CRISPR screen highlights genes behind T cell plasticity in autoimmunity
Researchers at University Hospital Hamburg-Eppendorf have laid the foundation to screen for molecules that shift Th17 cells from proinflammatory or immune-dampening mode.
Pro-inflammatory CD4-positive T cells are major drivers of autoimmune diseases, yet therapies modulating T cell phenotypes to promote an anti-inflammatory state are lacking. Modulating plasticity, the ability of T cells to adopt an pro-inflammatory or an immune-dampening state, in pathogenic T cells to promote a tolerogenic phenotype is a promising therapeutic approach in autoimmunity and cancer. To explore how pathogenic TH17 cell plasticity is regulated in mouse models of kidney and gut inflammation, Leon Enk and colleages at University Hospital Hamburg-Eppendorf optimised an in vivo pooled single-cell CRISPR droplet sequencing (iCROP-seq) screen that allowed the assessment and quantification of CRISPR-modified TH17 cell polarisation states in vivo.
CRISPR-based gene targeting in TH17 cells could be ranked according to the resulting transcriptional perturbations, and polarisation biases into T helper 1 (TH1) and regulatory T cells could be quantified. Furthermore, the researchers demonstrated that iCROP-seq can facilitate the identification of therapeutic targets by efficient functional stratification of genes and pathways in a disease- and tissue-specific manner. These findings uncovered TH17 to TH1 cell plasticity in the human kidney in the context of renal autoimmunity.

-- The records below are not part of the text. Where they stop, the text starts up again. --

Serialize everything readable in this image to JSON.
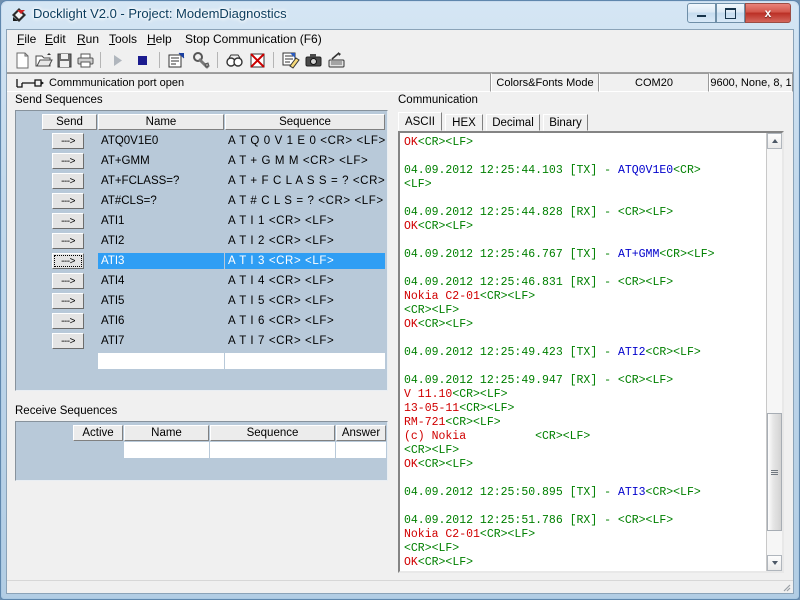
{
  "window": {
    "title": "Docklight V2.0 - Project: ModemDiagnostics",
    "app_icon": "docklight-logo-icon",
    "minimize_label": "Minimize",
    "maximize_label": "Maximize",
    "close_label": "x"
  },
  "menubar": {
    "items": [
      {
        "label": "File",
        "accel": "F"
      },
      {
        "label": "Edit",
        "accel": "E"
      },
      {
        "label": "Run",
        "accel": "R"
      },
      {
        "label": "Tools",
        "accel": "T"
      },
      {
        "label": "Help",
        "accel": "H"
      },
      {
        "label": "Stop Communication  (F6)",
        "accel": ""
      }
    ]
  },
  "toolbar": {
    "buttons": [
      {
        "name": "new-file-icon",
        "title": "New"
      },
      {
        "name": "open-file-icon",
        "title": "Open"
      },
      {
        "name": "save-file-icon",
        "title": "Save"
      },
      {
        "name": "print-icon",
        "title": "Print"
      },
      {
        "name": "start-communication-icon",
        "title": "Start Communication"
      },
      {
        "name": "stop-communication-icon",
        "title": "Stop Communication"
      },
      {
        "name": "project-settings-icon",
        "title": "Project Settings"
      },
      {
        "name": "communication-settings-icon",
        "title": "Communication Settings"
      },
      {
        "name": "find-icon",
        "title": "Find"
      },
      {
        "name": "clear-communication-icon",
        "title": "Clear Communication Window"
      },
      {
        "name": "edit-log-icon",
        "title": "Edit Log"
      },
      {
        "name": "snapshot-icon",
        "title": "Snapshot"
      },
      {
        "name": "keyboard-console-icon",
        "title": "Keyboard Console"
      }
    ]
  },
  "statusbar": {
    "port_status": "Commmunication port open",
    "mode": "Colors&Fonts Mode",
    "port": "COM20",
    "params": "9600, None, 8, 1",
    "plug_icon": "serial-plug-icon"
  },
  "send_sequences": {
    "label": "Send Sequences",
    "columns": [
      "Send",
      "Name",
      "Sequence"
    ],
    "send_button_label": "--->",
    "rows": [
      {
        "name": "ATQ0V1E0",
        "sequence": "A T Q 0 V 1 E 0 <CR> <LF>",
        "selected": false
      },
      {
        "name": "AT+GMM",
        "sequence": "A T + G M M <CR> <LF>",
        "selected": false
      },
      {
        "name": "AT+FCLASS=?",
        "sequence": "A T + F C L A S S = ? <CR> <LF>",
        "selected": false
      },
      {
        "name": "AT#CLS=?",
        "sequence": "A T # C L S = ? <CR> <LF>",
        "selected": false
      },
      {
        "name": "ATI1",
        "sequence": "A T I 1 <CR> <LF>",
        "selected": false
      },
      {
        "name": "ATI2",
        "sequence": "A T I 2 <CR> <LF>",
        "selected": false
      },
      {
        "name": "ATI3",
        "sequence": "A T I 3 <CR> <LF>",
        "selected": true
      },
      {
        "name": "ATI4",
        "sequence": "A T I 4 <CR> <LF>",
        "selected": false
      },
      {
        "name": "ATI5",
        "sequence": "A T I 5 <CR> <LF>",
        "selected": false
      },
      {
        "name": "ATI6",
        "sequence": "A T I 6 <CR> <LF>",
        "selected": false
      },
      {
        "name": "ATI7",
        "sequence": "A T I 7 <CR> <LF>",
        "selected": false
      },
      {
        "name": "",
        "sequence": "",
        "selected": false,
        "empty": true
      }
    ]
  },
  "receive_sequences": {
    "label": "Receive Sequences",
    "columns": [
      "Active",
      "Name",
      "Sequence",
      "Answer"
    ],
    "rows": [
      {
        "active": "",
        "name": "",
        "sequence": "",
        "answer": "",
        "empty": true
      }
    ]
  },
  "communication": {
    "label": "Communication",
    "tabs": [
      {
        "label": "ASCII",
        "active": true
      },
      {
        "label": "HEX",
        "active": false
      },
      {
        "label": "Decimal",
        "active": false
      },
      {
        "label": "Binary",
        "active": false
      }
    ],
    "colors": {
      "meta": "#008000",
      "rx_data": "#d00000",
      "tx_data": "#0000cc"
    },
    "log_lines": [
      [
        {
          "t": "OK",
          "c": "red"
        },
        {
          "t": "<CR><LF>",
          "c": "green"
        }
      ],
      [],
      [
        {
          "t": "04.09.2012 12:25:44.103 [TX] - ",
          "c": "green"
        },
        {
          "t": "ATQ0V1E0",
          "c": "blue"
        },
        {
          "t": "<CR>",
          "c": "green"
        }
      ],
      [
        {
          "t": "<LF>",
          "c": "green"
        }
      ],
      [],
      [
        {
          "t": "04.09.2012 12:25:44.828 [RX] - <CR><LF>",
          "c": "green"
        }
      ],
      [
        {
          "t": "OK",
          "c": "red"
        },
        {
          "t": "<CR><LF>",
          "c": "green"
        }
      ],
      [],
      [
        {
          "t": "04.09.2012 12:25:46.767 [TX] - ",
          "c": "green"
        },
        {
          "t": "AT+GMM",
          "c": "blue"
        },
        {
          "t": "<CR><LF>",
          "c": "green"
        }
      ],
      [],
      [
        {
          "t": "04.09.2012 12:25:46.831 [RX] - <CR><LF>",
          "c": "green"
        }
      ],
      [
        {
          "t": "Nokia C2-01",
          "c": "red"
        },
        {
          "t": "<CR><LF>",
          "c": "green"
        }
      ],
      [
        {
          "t": "<CR><LF>",
          "c": "green"
        }
      ],
      [
        {
          "t": "OK",
          "c": "red"
        },
        {
          "t": "<CR><LF>",
          "c": "green"
        }
      ],
      [],
      [
        {
          "t": "04.09.2012 12:25:49.423 [TX] - ",
          "c": "green"
        },
        {
          "t": "ATI2",
          "c": "blue"
        },
        {
          "t": "<CR><LF>",
          "c": "green"
        }
      ],
      [],
      [
        {
          "t": "04.09.2012 12:25:49.947 [RX] - <CR><LF>",
          "c": "green"
        }
      ],
      [
        {
          "t": "V 11.10",
          "c": "red"
        },
        {
          "t": "<CR><LF>",
          "c": "green"
        }
      ],
      [
        {
          "t": "13-05-11",
          "c": "red"
        },
        {
          "t": "<CR><LF>",
          "c": "green"
        }
      ],
      [
        {
          "t": "RM-721",
          "c": "red"
        },
        {
          "t": "<CR><LF>",
          "c": "green"
        }
      ],
      [
        {
          "t": "(c) Nokia          ",
          "c": "red"
        },
        {
          "t": "<CR><LF>",
          "c": "green"
        }
      ],
      [
        {
          "t": "<CR><LF>",
          "c": "green"
        }
      ],
      [
        {
          "t": "OK",
          "c": "red"
        },
        {
          "t": "<CR><LF>",
          "c": "green"
        }
      ],
      [],
      [
        {
          "t": "04.09.2012 12:25:50.895 [TX] - ",
          "c": "green"
        },
        {
          "t": "ATI3",
          "c": "blue"
        },
        {
          "t": "<CR><LF>",
          "c": "green"
        }
      ],
      [],
      [
        {
          "t": "04.09.2012 12:25:51.786 [RX] - <CR><LF>",
          "c": "green"
        }
      ],
      [
        {
          "t": "Nokia C2-01",
          "c": "red"
        },
        {
          "t": "<CR><LF>",
          "c": "green"
        }
      ],
      [
        {
          "t": "<CR><LF>",
          "c": "green"
        }
      ],
      [
        {
          "t": "OK",
          "c": "red"
        },
        {
          "t": "<CR><LF>",
          "c": "green"
        }
      ]
    ],
    "scrollbar": {
      "up_arrow": "scroll-up-icon",
      "down_arrow": "scroll-down-icon",
      "thumb": "scroll-thumb"
    }
  }
}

Thus, using iCROP-seq helped Enk et al. to identify the genes behind Th17 cell plasticity in mouse kidney and gut inflammation models. The researchers also noted this plasticity in kidney biopsies of 11 patients with the autoimmune disease antineutrophil cytoplasmic antibody (ANCA)–associated glomerulonephritis based on single-cell (sc) T cell receptor analysis and scRNA velocity The findings open an avenue to uncover molecules that drive T cells to adopt either pro-or anti-inflammatory states.
With further study, clinicians may be able to manipulate this plasticity therapeutically in ANCA-glomerulonephritis and other auto-immune diseases such as inflammatory bowel disease (IBD) or colitis ulcerosa. “Allowing the screening of numerous therapeutic candidates in one experiment, iCROP-seq is a powerful tool to understand disease mechanisms at the molecular level,” said group leader Christian Krebs. “This could accelerate translational research and help to bridge the translational gap between the identification of transcriptional differences and clinical application by preselecting the most promising candidates for functional testing.”